A cantora Rosana no clipe de “O amor e o poder”, em 1987 — Foto: Reprodução
VOLTA COM SULLIVAN
Rosana, que no dia 11 faz show de seus hits de novelas na Arena Cultural Fernando Torres, no Parque de Madureira, ainda leva para “Feitiço” a house music “Bem que te avisei”, um dueto com o filho, o trapper Davy Fiengo (“ele escreve muito bem e está montando um EP com um pessoal de São Paulo que é muito direcionado pro hip hop sério”) e “Um tempo pra nós dois”, parceria com Hyldon e, seu velho conhecido (e padrinho de Davy), da dupla Sullivan e Massadas, que compôs seus hits dos anos 80: “Nem um toque” e “Custe o que custar”
— A Rosana estava com as malas prontas para ir para Londres, onde ela dizia que enfim iam entender a sua arte, quando recebi a notícia de que “Nem um toque” tinha entrado na novela — conta Sullivan. — Ela é uma das maiores vozes do país, e se tivesse nascido nos EUA seria uma das maiores do mundo.
Os tempos do sucesso foram exaustivos para Rosana.
— Eu trabalhava de segunda a segunda, era toda semana Globo de Ouro, Xuxa, Faustão.

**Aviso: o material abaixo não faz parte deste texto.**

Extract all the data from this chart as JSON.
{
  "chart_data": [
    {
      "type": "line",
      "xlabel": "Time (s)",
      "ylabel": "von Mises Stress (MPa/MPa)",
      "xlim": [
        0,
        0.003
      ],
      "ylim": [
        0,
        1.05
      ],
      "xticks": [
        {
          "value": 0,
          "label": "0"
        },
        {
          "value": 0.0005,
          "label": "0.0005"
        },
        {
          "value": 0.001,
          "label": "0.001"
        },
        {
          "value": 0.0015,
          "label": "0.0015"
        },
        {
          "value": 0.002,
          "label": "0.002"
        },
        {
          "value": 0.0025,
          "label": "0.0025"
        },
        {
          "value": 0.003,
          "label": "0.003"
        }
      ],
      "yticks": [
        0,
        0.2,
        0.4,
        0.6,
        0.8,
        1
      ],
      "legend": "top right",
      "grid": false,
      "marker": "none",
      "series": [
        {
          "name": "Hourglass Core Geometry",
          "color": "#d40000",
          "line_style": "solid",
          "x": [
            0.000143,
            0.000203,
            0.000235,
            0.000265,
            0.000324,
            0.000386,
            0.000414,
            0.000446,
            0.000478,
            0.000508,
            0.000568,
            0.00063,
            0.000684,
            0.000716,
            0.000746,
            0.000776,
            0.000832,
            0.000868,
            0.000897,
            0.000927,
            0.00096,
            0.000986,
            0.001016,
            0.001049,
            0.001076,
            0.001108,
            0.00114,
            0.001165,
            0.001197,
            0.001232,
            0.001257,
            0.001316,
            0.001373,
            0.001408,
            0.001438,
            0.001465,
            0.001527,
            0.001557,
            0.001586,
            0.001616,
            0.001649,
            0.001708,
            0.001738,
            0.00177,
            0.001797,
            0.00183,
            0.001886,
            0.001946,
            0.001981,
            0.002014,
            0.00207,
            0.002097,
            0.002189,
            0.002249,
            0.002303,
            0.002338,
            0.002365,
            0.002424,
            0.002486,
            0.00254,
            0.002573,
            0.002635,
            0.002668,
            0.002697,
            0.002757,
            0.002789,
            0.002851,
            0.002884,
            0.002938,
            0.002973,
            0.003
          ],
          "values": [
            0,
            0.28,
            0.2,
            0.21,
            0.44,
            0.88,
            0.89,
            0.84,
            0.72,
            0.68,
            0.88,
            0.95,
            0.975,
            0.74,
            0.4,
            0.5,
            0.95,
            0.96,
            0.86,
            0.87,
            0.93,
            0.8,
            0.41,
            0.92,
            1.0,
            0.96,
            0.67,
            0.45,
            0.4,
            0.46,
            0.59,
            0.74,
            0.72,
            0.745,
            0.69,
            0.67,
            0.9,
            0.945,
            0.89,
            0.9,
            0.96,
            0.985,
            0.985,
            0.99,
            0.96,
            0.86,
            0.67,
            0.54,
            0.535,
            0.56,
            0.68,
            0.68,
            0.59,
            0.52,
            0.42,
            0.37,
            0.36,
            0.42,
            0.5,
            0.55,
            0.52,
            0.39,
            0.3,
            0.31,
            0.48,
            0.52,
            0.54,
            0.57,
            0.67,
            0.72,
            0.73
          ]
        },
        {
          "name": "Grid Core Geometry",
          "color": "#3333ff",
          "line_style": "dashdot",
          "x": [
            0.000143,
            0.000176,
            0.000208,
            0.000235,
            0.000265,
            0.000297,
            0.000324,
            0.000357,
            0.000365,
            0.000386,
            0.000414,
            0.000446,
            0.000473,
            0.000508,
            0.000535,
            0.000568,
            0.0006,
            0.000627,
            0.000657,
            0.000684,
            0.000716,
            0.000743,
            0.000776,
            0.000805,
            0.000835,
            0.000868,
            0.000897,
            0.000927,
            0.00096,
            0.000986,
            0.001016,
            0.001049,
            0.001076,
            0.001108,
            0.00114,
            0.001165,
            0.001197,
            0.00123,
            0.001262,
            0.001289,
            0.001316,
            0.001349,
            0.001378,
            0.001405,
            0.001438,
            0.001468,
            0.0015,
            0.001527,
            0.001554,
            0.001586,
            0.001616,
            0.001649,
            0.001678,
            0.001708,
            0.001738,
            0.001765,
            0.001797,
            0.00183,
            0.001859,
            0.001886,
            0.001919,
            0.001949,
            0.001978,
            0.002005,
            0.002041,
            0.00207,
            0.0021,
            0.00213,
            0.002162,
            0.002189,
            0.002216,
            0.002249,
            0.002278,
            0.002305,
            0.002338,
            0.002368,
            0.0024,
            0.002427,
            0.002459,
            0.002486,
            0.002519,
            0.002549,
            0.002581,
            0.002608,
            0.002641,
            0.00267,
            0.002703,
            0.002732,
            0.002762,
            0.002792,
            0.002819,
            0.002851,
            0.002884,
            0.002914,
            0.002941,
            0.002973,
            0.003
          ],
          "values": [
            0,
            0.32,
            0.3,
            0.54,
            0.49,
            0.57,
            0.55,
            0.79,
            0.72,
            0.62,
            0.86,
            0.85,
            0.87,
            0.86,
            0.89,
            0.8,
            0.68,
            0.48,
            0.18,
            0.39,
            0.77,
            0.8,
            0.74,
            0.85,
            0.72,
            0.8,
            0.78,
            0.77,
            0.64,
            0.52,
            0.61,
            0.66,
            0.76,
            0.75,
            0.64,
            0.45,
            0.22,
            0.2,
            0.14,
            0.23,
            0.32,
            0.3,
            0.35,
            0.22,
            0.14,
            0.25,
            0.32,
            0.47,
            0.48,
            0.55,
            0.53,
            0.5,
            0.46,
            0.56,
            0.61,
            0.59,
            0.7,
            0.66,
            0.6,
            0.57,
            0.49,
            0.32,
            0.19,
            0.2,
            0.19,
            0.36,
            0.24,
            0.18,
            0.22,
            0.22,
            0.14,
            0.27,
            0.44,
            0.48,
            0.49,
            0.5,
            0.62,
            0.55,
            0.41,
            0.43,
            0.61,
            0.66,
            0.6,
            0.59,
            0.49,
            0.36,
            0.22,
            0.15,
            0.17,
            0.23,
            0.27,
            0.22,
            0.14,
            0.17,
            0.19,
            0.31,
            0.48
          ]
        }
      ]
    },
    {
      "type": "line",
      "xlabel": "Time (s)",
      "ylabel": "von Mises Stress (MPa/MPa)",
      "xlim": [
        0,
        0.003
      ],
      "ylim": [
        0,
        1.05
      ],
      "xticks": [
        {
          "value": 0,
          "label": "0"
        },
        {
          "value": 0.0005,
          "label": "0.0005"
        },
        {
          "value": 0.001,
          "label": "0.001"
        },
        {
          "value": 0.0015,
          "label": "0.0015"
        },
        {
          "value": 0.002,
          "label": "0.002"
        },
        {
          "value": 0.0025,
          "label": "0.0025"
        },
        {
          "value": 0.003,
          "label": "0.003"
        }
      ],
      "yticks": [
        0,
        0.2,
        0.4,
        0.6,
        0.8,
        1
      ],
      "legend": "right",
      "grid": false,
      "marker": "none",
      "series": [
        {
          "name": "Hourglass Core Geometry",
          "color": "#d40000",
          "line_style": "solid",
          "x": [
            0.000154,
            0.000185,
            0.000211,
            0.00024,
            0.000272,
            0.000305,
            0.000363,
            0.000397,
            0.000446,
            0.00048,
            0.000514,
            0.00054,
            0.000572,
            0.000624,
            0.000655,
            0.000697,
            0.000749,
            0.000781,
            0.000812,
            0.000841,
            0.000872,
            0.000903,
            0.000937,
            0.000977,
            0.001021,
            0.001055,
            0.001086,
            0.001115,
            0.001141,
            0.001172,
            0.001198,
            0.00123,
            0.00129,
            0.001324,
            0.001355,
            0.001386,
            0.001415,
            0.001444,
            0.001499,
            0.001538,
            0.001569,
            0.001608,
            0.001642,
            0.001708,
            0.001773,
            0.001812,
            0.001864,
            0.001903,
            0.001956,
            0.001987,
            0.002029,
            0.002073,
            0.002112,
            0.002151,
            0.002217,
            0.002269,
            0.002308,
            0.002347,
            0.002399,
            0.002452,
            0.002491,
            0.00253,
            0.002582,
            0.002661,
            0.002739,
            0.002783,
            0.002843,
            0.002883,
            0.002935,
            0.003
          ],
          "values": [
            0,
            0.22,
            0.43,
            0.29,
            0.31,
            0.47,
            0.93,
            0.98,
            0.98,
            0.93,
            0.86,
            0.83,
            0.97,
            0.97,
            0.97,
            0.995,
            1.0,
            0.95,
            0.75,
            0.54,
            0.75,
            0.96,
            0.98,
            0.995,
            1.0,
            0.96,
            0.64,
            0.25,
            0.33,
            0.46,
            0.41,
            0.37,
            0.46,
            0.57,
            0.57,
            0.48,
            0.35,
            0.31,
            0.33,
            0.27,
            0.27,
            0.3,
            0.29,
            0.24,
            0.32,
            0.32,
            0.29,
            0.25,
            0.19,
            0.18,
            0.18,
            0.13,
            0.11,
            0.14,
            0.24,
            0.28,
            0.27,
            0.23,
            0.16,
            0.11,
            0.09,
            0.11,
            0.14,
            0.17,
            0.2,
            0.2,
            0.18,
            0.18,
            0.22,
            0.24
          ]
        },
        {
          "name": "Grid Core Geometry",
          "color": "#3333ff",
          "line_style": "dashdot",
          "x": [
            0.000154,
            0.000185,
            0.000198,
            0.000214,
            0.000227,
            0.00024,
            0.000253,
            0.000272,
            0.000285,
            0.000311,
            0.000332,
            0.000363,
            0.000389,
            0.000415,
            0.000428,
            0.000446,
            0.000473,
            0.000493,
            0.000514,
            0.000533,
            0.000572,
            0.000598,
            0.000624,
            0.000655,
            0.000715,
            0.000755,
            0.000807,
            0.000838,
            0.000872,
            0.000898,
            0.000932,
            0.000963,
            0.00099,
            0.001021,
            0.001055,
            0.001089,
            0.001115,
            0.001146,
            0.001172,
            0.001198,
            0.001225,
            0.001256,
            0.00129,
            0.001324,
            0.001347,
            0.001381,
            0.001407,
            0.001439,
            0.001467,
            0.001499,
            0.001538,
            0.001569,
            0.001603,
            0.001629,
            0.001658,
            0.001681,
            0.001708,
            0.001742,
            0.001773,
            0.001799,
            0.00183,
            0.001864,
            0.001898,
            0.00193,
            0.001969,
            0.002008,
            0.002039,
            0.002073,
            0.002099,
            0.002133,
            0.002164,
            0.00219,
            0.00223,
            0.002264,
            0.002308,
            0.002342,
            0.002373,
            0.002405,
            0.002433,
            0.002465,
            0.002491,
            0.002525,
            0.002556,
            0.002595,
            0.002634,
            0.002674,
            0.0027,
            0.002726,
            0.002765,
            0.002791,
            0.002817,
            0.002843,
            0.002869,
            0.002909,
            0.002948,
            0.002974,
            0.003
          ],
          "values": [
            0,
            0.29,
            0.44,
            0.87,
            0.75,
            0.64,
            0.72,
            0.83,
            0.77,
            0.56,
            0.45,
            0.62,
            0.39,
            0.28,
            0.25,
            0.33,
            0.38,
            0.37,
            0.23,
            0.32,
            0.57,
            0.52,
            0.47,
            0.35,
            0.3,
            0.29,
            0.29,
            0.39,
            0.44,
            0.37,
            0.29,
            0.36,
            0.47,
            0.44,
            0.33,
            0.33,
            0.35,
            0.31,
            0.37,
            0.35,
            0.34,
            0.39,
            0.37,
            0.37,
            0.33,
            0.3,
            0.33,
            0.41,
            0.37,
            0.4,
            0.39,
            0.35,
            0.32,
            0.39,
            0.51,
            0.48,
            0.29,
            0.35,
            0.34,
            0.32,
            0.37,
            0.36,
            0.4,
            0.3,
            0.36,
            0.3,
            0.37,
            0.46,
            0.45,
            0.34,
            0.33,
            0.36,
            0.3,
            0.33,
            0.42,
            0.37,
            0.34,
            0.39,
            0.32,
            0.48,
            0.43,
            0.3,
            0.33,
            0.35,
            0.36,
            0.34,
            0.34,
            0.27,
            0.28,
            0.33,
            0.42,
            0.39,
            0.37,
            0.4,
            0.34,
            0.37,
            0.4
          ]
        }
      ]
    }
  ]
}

Aliás, já fiz Faustão com a costela trincada, por causa de movimentos do balé. E, em seguida, viajei para o México para fazer o meu disco em espanhol — diz ela, que não escapou do assédio masculino. — Para sair das cantadas era muito, muito difícil, principalmente com pessoas que trabalhavam comigo. Eu sempre saí pela tangente, e deixei muita gente com raiva.
Veterano da bossa nova e da indústria fonográfica, Roberto Menescal produziu em 1993 um dos álbuns mais ousados de Rosana, “Gata de rua”. E atesta:
— Ela me surpreendeu, porque não mostrou apenas a extensão de voz que a gente já conhecia, mas um suingue que ela não utilizava. A Rosana veio com vontade de experimentar outros caminhos, inclusive jazzisticos.
Em 1997, ela pensava em largar a carreira quando, na gravação de um songbook de Djavan, encontrou a madrinha artística: a cantora Leny Andrade, falecida na última segunda-feira:
— Aí, daquele jeito dela, botando a mão na cintura, ela falou: “Você não vai parar, não, vou brigar com você! Você tem que continuar, você é uma cantora maravilhosa!”
E assim foi. Hoje, em seus shows, Rosana toca guitarra e piano, canta seus hits e até arrisca canções de louvor de Mattos Nascimento:
— Minha mãe faleceu quando eu era muito pequena, então comecei a sair da Igreja Católica, passei a ler muito sobre reencarnação e cheguei a uma filosofia oriental, o Xintoísmo. Por causa da minha crença cristã, depois fui conhecer alguma coisa evangélica e resolvi frequentar igrejas, como a Renascer, a Batista e, às vezes, a da Graça. Só na Pentecostal que não ainda não fui, os hinos deles são agressivos. Prefiro os louvores.
Agressiva, para a cantora, também tem sido a internet. É onde ela bate boca com os haters, que fazem bullying por não gostar das intervenções estéticas em seu rosto (“quando veem que tem reação, logo ficam com medo”), e onde circulam informações conflitantes sobre a sua idade — assunto do qual não fala.
— Deixa isso daí ficar misterioso — pede. — Acho que o motivo de toda essa confusão foi porque, quando comecei a cantar com meu pai, ele falou para todo mundo que eu era maior de idade, por causa do conselho tutelar. E eu tinha só 13 anos.